Scendiamo in Abruzzo con Cirelli che presenta tre vini intriganti come il Cerasuolo 2013, di lamponi, bocca freschissima e speziata, elegante e fruttato; il Trebbiano 2013 con toni vegetali e di nespola, susina matura e menta, bocca placida e gessosa; e il Montepulciano 2013, balsamico e fruttato, pepe e senape, bocca croccante ed espansiva, tannino tracciante e pepato. Grande l’esperienza di Giusto Occhipinti in quel di Vittoria e lo dimostrano la qualità del Cos Pithos Rosso 2011, un Cerasuolo di Vittoria in pectore che ha la consueta forza, ricchezza di sapore e una bella dose di piccantezza che sorregge il sorso. In Campania il faro è la Tenuta Cacciagalli di Teano: presenta il Leneo 2013 da uve falanghina che regala intensità incredibile e menta, bocca placida e sfaccettata, mentolata e ricchissima ma agile. Segue lo Zagreo 2013, un fiano che dopo tre mesi di macerazione sa di sole ed energia, albicocca e pesca, ginestra e rosa, litchi, bocca energica e voluttuosa, finale epico. Ottimo anche il rosso Lucno 2013, un Piedirosso in purezza ricco di frutto e sapidità, pellame nobile e ribes rosso; bocca fresca e piacevolissima, finale medio come lunghezza ma sorso sempre molto vitale.

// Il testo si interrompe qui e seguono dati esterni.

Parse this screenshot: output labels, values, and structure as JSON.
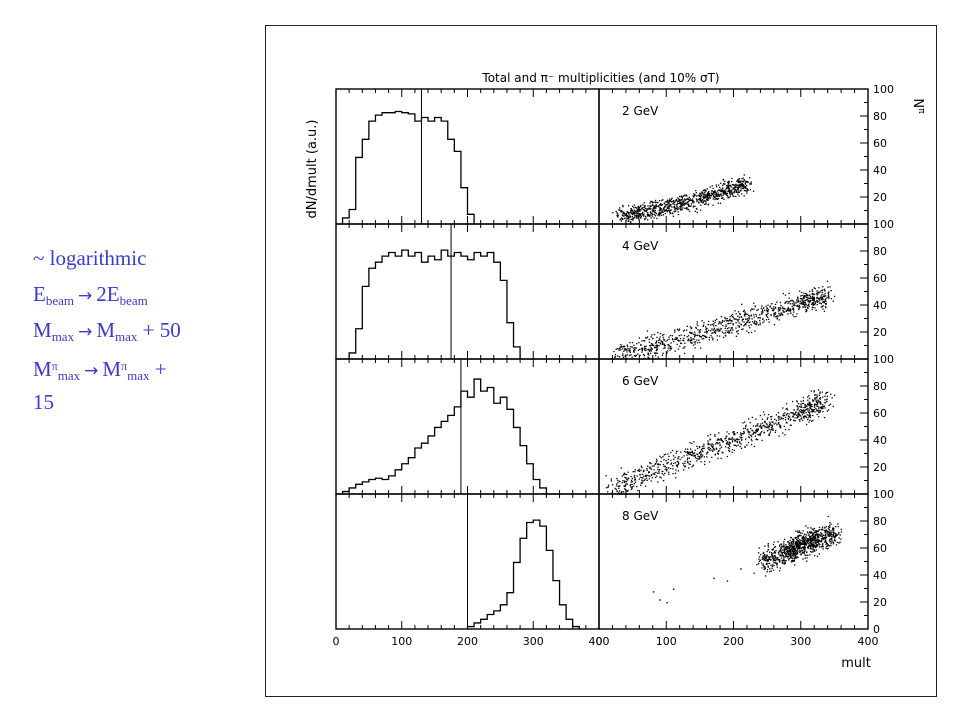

All’altro capo d’Italia, in Trentino, Elisabetta Foradori ripercorre le orme di Cos con le anfore georgiane e presenta lo Sgarzon 2012, un Teroldego da vigneto cru di due ettari sabbioso morenico: melograno e lampone, arancia rossa, bocca agile e croccante, piacevole e ritmata, finale veloce. Da segnalare anche la Nosiola 2009 Fontanasanta, vino splendido e ammaliante, delicato ed essenziale, pulitissimo con note di fiori gialli e bianchi, pesca, mirabelle, glicine e gesso, canfora e camomilla. Stefano Casadei con le sue tenute di Toscana e Sardegna presenta una delle gamme più accurate e centrate, usando anfore Artenova per il Vernasco Sardegna Igt Vermentino e Nasco 2014, con note di susina e biancospino, bocca balsamica, gessosa, con salvia e rosmarino, finale ricco e arioso, saporito e marino; il Sangiovese 2012 dalla Rùfina (Fi), lamponi in confettura, cardamomo e liquirizia, viola candita, spezia e arancio, bel finale pepato nero e tocco vegetale di peperone incantevole; e il Syrah da Suvereto (Li) con note di pepe in grani, mora e fragole, bocca delicata e floreale sorprendente, esile e lieve, elegantissimo.

In Piemonte troviamo la Barbera d’Asti Docg 2011 di Costa di Crealto (Piemonte) con frutto scuro, mirtillo e mora, bocca polposa ed esplosiva, tannino fine e sapido, con traccia alcolica nel finale ben presente. Assaggiando una bella selezione dei vini nati qui dentro, ci si rende conto che la terracotta è un contenitore molto adatto a far emergere il varietale e in genere il frutto, e dare respiro e ossigenazione a varietà molto aromatiche e ricche, aiutando nei casi di frutto esuberante e ricco di tannino come Aglianico, Montepulciano, Piedirosso e Syrah, spesso gonfiati dal legno e appiattiti dal cemento.